O presidente da União Geral dos Trabalhadores (UGT), Ricardo Patah, participou, na manhã desta quarta-feira (1º), de uma importante plenária no Senado Federal que debateu a redução da jornada de trabalho e o fim da escala 6x1. Antes do início dos trabalhos, o presidente do Senado, Davi Alcolumbre, recebeu representantes das centrais sindicais, membros do Governo Federal e parlamentares autores da proposta, reforçando a relevância do tema para o futuro das relações de trabalho no Brasil.
Durante a sessão, Ricardo Patah ocupou a tribuna para defender a necessidade de uma jornada de trabalho mais humana, compatível com a realidade dos trabalhadores brasileiros e com os avanços tecnológicos alcançados pelo país.
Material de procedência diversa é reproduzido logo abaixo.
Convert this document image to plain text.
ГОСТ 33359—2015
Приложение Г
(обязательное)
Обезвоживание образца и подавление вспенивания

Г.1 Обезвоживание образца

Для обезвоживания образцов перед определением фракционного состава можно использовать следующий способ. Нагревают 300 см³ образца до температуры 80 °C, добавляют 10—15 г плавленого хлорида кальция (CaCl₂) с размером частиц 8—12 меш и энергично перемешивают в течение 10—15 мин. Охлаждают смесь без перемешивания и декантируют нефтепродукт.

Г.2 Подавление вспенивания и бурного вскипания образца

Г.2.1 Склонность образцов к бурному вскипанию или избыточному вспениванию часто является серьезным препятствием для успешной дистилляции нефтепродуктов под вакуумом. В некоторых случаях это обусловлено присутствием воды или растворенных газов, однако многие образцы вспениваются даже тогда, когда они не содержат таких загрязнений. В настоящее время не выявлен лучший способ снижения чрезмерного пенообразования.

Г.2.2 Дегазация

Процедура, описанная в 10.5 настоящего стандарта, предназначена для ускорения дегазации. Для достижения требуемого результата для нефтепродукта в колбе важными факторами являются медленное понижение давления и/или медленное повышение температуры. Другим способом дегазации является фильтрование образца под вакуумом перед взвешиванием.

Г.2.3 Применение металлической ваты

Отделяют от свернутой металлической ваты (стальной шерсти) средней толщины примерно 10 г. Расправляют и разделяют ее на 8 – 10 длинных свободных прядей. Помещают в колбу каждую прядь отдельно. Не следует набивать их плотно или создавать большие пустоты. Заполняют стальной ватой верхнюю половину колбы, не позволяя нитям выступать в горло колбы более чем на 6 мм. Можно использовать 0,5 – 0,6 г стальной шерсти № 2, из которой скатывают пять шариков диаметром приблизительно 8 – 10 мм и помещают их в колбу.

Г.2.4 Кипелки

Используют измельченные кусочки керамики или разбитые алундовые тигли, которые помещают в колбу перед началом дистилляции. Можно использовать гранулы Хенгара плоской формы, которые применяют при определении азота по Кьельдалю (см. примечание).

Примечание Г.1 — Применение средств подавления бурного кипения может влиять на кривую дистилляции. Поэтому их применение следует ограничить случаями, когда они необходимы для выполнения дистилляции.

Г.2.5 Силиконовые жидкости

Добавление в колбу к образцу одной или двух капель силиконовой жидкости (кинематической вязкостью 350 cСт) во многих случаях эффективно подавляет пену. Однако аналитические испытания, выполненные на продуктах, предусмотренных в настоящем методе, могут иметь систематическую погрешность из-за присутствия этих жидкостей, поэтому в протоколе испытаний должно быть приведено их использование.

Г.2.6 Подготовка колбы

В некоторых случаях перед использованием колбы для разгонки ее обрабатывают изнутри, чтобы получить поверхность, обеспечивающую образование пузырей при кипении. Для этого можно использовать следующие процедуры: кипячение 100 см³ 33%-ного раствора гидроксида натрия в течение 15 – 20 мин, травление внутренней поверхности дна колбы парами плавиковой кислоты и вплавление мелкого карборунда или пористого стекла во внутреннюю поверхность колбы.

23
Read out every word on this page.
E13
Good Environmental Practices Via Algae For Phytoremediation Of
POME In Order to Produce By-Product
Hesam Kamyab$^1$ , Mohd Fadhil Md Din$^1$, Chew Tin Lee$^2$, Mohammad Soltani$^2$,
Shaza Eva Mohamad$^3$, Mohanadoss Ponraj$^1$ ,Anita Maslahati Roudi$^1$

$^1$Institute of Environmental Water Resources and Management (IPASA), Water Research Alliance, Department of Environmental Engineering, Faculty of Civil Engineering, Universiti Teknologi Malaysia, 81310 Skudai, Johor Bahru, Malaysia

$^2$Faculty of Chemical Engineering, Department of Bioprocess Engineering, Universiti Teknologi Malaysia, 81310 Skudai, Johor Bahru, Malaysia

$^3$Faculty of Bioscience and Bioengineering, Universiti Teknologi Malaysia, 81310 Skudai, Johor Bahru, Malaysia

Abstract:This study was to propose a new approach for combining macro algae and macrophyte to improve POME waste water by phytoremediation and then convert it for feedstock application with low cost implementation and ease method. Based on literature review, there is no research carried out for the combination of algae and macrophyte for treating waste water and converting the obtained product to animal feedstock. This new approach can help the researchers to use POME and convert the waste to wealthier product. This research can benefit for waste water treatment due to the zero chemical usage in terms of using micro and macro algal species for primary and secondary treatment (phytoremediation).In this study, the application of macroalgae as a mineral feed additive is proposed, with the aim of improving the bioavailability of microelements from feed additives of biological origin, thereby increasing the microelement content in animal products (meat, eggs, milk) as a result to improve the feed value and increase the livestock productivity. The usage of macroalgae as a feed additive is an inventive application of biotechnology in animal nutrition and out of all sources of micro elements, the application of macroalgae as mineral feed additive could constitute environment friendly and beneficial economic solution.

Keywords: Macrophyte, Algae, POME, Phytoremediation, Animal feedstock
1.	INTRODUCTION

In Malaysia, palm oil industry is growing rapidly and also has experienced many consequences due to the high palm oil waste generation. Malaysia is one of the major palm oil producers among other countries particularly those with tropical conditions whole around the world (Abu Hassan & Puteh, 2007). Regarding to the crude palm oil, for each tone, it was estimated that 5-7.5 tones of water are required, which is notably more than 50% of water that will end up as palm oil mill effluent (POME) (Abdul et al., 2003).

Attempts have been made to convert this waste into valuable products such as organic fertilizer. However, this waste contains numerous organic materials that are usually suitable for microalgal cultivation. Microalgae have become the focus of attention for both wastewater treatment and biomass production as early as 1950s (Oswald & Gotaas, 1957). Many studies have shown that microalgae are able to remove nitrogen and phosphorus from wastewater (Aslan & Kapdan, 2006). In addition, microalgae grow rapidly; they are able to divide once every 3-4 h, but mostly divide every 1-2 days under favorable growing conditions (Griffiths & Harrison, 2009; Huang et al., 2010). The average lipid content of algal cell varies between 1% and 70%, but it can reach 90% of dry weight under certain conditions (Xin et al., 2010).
Em seu pronunciamento, destacou que o fim da escala 6x1 representa um avanço social capaz de gerar benefícios para toda a sociedade.
"A economia deve estar a serviço das pessoas. O trabalhador precisa ter tempo para viver, conviver com a família, estudar e cuidar da saúde. Não podemos aceitar que o desenvolvimento aconteça às custas do adoecimento e da exaustão da classe trabalhadora", afirmou.
Patah ressaltou que reduzir a jornada de trabalho não significa reduzir a produtividade. Pelo contrário, representa um investimento na qualidade de vida, na saúde física e mental e no desenvolvimento humano. Segundo ele, trabalhadores com mais tempo livre terão melhores condições para buscar qualificação profissional, frequentar instituições de ensino, fortalecer a convivência familiar e participar mais ativamente da vida em comunidade.
O presidente da UGT também destacou os impactos positivos da medida em diversos setores da economia. Para ele, a ampliação do tempo livre impulsionará atividades como o turismo, a cultura, o esporte e o comércio. Como exemplo, citou que milhares de trabalhadores paulistas poderão realizar com mais frequência o tradicional "bate e volta" ao litoral, movimentando hotéis, restaurantes, bares, pequenos comerciantes e toda a cadeia produtiva ligada ao turismo regional.
Para a UGT, o crescimento econômico deve caminhar lado a lado com a valorização do trabalho, promovendo inclusão social, geração de oportunidades e melhores condições de vida para a população.
A participação da UGT no debate realizado no Senado Federal reforça o compromisso histórico da Central com a construção de relações de trabalho mais justas e equilibradas. A entidade continuará mobilizada para que a redução da jornada de trabalho avance no Congresso Nacional, representando uma conquista que beneficiará milhões de trabalhadores brasileiros e contribuirá para um país mais desenvolvido, produtivo e socialmente justo.